APME Panelists discuss their ongoing Online Credibility Projects

Slideshow by Lauren Foreman

Story by Eric Berger

Grappling with the vast, timeless, open and unflinching nature of  publishing online can certainly be difficult. 

Thursdays morning’s session provided evidence of this as editors discussed issues involving reader postings, the separation of news from opinion and “unpublishing”. 

Six different newsrooms participated in APME projects aimed at examining online credibility.

Elaine Kramer moderated the discussion with Ken Fleming, director of the Center for Advanced Social Research at the Reynolds Journalism Institute, Kathy English, public editor for The Toronto Star, and Chris Cobler editor of the Victoria (Texas) Advocate, participating in the panel. 

English’s project examined the issue of unpublishing. People often want news to disappear, she said, and while the print product will be yesterday’s recycling, the online content can live forever. While a complete solution to this has not been found, one of the key answers English mentioned is transparency. A person may come to the newspaper horribly upset at what has been published and the damage to their reputation it has left, and a clear policy must be conveyed as to why or why not something will be unpublished. 
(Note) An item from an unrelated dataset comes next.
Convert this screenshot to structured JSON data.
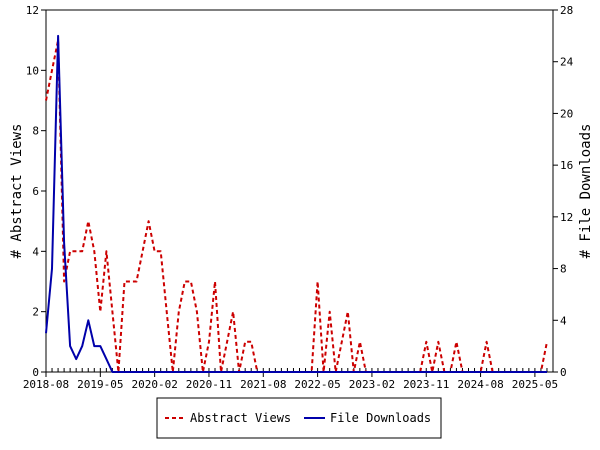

Source remorse should not serve as a reason for unpublishing and decisions about whether content should be taken down should be done by a consensus, not just one person, she said. 
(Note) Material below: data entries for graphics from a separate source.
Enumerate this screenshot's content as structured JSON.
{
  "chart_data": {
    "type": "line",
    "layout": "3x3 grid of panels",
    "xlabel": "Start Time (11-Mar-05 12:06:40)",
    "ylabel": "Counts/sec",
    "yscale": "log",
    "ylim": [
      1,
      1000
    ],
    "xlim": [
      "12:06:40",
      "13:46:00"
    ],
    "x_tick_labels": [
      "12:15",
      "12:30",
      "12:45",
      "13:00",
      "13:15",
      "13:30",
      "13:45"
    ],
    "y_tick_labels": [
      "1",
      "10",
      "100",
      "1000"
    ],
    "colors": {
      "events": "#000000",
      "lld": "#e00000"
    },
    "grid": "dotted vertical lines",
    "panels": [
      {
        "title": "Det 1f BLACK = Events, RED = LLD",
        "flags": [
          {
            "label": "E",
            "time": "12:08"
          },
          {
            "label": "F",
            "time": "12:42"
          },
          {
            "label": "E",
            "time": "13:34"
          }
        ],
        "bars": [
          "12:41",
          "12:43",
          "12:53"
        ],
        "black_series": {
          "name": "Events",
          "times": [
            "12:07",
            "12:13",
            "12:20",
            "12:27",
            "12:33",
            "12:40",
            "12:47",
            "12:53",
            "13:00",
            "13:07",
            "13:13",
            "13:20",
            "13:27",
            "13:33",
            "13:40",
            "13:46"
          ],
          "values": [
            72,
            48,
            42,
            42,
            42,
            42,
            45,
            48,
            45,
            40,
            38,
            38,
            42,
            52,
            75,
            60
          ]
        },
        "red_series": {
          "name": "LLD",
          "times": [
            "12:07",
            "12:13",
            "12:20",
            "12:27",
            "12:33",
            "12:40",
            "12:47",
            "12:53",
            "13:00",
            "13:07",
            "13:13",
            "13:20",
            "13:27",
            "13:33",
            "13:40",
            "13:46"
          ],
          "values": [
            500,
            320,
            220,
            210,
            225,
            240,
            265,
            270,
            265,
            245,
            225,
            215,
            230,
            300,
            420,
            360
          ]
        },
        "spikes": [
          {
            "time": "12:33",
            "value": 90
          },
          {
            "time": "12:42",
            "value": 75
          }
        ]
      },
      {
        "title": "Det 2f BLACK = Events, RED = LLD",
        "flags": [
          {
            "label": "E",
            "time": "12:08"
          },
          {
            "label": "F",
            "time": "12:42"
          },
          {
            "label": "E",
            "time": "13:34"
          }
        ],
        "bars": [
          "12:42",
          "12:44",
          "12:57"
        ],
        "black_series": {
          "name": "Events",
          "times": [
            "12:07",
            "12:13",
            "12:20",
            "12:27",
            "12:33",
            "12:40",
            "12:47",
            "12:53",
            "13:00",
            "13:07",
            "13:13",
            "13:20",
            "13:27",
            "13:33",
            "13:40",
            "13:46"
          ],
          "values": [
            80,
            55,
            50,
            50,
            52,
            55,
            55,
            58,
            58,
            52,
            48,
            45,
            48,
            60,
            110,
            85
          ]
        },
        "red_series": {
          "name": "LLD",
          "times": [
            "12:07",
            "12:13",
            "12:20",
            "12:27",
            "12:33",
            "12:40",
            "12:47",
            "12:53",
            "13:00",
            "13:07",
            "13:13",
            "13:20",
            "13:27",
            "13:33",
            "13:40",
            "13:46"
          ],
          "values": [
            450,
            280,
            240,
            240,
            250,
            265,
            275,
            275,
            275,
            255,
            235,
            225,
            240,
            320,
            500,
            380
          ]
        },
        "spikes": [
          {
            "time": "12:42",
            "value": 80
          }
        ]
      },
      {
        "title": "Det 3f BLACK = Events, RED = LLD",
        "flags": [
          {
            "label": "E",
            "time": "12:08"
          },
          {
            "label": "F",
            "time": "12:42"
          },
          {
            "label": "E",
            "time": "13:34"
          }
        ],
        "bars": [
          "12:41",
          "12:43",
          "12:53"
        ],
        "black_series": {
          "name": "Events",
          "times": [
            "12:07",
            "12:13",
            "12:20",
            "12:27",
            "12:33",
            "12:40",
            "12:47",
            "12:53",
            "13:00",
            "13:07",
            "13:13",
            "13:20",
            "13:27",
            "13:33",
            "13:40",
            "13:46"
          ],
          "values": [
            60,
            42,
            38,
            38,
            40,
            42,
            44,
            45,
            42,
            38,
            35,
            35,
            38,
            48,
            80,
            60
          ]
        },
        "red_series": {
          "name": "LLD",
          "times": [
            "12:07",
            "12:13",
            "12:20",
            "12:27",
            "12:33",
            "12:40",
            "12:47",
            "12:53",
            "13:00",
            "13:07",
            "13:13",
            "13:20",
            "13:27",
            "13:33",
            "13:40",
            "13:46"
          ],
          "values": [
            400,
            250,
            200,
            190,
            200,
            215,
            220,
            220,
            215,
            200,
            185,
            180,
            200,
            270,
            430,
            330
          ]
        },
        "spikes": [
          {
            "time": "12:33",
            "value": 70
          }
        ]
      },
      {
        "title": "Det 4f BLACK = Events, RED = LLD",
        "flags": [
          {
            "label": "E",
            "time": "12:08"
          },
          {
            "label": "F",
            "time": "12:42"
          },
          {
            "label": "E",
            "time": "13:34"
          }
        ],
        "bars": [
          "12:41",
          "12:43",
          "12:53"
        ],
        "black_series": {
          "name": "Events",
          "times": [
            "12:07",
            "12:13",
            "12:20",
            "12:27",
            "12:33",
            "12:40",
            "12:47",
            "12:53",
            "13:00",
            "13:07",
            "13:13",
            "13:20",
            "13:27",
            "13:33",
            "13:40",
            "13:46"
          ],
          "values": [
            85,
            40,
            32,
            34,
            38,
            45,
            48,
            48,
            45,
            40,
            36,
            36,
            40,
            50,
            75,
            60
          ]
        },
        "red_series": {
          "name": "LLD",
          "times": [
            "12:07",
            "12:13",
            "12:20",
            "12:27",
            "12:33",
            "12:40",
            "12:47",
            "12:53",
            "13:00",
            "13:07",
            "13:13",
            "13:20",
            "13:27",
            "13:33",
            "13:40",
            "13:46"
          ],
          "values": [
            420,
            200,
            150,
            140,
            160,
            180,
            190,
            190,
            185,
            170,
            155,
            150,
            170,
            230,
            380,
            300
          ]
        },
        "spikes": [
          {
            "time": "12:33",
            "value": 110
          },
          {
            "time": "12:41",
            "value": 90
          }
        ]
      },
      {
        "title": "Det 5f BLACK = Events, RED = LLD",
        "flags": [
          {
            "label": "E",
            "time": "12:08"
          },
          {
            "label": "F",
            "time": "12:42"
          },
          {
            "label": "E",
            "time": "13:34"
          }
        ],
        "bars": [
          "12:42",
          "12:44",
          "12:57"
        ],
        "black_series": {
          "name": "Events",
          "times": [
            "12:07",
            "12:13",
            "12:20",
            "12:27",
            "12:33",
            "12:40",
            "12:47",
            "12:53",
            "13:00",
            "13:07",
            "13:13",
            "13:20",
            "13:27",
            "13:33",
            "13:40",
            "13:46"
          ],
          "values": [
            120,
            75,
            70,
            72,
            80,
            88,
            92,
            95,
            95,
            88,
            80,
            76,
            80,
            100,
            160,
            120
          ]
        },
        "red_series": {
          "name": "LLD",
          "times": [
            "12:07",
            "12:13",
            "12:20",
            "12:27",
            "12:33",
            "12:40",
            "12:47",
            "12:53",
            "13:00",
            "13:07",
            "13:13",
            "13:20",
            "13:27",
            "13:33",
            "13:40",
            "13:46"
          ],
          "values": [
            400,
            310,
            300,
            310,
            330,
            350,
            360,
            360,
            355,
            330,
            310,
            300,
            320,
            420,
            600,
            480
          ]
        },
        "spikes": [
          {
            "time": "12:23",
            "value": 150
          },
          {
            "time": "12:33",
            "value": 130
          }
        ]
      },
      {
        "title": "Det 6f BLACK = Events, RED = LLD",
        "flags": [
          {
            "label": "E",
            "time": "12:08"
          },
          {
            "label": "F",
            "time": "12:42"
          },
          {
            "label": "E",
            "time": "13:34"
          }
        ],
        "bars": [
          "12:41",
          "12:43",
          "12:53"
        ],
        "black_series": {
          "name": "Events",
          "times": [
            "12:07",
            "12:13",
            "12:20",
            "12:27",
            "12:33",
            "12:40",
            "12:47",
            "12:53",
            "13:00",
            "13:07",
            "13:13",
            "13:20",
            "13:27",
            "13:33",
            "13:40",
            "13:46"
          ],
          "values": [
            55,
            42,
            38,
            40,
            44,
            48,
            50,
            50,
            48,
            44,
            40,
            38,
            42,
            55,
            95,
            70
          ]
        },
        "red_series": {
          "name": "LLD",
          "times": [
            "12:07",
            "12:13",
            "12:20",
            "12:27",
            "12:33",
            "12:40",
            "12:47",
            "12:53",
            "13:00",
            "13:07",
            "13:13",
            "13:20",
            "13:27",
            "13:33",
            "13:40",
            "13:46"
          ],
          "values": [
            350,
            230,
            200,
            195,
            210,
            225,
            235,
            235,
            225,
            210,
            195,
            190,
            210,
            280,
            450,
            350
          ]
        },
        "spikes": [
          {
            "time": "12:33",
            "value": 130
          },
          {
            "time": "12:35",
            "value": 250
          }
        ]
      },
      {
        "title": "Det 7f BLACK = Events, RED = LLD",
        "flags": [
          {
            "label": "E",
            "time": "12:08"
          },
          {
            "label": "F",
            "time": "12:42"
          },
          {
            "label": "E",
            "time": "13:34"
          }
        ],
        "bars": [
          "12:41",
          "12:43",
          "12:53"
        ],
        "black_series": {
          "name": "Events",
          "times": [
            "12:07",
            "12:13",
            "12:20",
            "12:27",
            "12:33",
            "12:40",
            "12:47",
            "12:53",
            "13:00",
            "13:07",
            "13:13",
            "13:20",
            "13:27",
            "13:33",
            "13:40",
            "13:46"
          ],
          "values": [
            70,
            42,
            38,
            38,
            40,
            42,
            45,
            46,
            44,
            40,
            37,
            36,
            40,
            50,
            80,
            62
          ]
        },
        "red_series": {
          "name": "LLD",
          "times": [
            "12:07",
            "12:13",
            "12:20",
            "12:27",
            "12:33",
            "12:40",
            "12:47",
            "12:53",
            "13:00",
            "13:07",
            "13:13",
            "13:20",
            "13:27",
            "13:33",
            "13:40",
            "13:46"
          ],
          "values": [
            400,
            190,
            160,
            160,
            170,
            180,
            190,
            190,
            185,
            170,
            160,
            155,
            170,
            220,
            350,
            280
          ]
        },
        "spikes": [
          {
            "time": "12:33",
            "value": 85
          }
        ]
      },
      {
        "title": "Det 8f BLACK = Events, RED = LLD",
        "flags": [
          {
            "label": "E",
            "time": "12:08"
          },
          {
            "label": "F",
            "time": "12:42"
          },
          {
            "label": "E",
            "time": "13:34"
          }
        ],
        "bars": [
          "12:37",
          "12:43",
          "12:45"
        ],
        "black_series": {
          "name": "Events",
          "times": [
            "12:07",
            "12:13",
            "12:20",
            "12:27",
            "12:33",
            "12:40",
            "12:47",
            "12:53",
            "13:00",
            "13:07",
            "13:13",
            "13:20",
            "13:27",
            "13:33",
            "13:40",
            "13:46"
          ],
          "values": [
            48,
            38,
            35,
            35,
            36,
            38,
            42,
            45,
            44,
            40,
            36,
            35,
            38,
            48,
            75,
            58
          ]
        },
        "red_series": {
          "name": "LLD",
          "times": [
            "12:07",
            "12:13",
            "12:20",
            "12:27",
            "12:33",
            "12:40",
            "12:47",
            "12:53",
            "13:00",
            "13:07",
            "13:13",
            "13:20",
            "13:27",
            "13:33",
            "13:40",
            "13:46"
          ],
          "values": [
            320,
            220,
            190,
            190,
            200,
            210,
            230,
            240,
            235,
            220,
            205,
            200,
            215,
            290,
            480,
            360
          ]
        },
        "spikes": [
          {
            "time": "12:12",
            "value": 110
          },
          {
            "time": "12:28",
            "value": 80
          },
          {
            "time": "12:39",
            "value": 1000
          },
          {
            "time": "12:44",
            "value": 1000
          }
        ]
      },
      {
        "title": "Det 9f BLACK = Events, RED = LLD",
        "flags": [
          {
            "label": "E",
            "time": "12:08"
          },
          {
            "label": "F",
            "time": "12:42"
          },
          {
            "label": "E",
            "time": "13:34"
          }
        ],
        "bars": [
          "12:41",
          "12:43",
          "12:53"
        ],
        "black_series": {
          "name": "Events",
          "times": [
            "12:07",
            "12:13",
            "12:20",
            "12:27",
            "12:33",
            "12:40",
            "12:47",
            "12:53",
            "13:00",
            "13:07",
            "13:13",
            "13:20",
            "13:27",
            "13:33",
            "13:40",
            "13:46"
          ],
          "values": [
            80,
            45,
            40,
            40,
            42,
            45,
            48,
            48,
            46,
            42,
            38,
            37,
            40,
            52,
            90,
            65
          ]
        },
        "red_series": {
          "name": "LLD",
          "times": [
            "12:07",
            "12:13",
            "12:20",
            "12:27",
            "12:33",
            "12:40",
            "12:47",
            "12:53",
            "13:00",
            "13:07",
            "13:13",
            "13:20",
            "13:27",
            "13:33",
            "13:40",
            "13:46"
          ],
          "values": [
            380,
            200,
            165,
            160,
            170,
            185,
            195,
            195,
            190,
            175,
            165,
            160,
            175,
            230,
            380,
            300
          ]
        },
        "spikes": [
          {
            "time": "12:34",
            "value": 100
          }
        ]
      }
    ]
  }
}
With regards to crimes and misdemeanors committed by minors and the lasting stigma, English said a tool to remove news from the website after six months could be a solution. 
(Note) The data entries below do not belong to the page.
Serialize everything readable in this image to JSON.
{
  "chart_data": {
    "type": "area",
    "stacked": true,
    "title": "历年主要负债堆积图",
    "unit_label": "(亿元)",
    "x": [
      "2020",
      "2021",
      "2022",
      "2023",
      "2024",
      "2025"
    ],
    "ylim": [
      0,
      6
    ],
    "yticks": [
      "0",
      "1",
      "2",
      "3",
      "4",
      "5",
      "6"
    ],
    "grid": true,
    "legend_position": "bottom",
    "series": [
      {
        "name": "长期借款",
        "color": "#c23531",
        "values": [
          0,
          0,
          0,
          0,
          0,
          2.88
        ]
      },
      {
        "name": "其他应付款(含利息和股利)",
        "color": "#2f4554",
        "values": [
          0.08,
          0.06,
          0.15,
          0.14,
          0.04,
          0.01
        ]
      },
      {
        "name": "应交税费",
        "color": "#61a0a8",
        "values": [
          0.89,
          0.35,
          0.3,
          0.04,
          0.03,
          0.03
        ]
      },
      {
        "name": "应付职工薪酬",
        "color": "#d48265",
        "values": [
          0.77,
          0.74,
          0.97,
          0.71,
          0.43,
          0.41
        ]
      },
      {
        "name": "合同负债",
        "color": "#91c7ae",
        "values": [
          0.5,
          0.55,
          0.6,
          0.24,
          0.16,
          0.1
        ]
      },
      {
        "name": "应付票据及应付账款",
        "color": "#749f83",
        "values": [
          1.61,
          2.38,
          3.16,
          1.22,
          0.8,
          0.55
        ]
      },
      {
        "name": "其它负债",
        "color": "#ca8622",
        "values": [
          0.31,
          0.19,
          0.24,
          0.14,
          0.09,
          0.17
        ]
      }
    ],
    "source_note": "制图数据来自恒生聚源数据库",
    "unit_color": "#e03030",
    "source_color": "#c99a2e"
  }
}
English wrote a column on the issue and said she was surprised by reader’s understanding of why a newspaper wouldn’t take a story down.

Search engines serve as another source for unwanted stories to be found through. Even if a newspaper takes something down, that doesn’t necessarily take it off a Google News search. English responded by saying this issue needs more discussion between newspapers and news aggregate sites such as Google.

She also said lawyers have told her they believe legal precedence on unpublishing will come.

Cobbler discussed how their redesigned site effected their credibility. With Fleming’s help they conducted surveys of Advocate readers and found that their audience seemed to have the same level of trust in the online content as the print edition. That being said, only 19 percent of their readers contributed online. Almost equal numbers of people said they trusted unsigned postings by readers as much as letters to the editor.

The subject of how to deal with inappropriate commenting was also brought up. Even if a comment is taken down, readers can make assumptions about what was written. This is another issue that also remains without solid answers.

Looking to the future, Cobbler said a primary issue would be, how do we make sure online interactivity benefits the community? 

Enhanced registration, additional education steps to users and an e-ethics board of readers are components  Cobbler sees as potential answers to this question.

The APME will publish websites for the online credibility projects with space to interact and host webinars over the next year.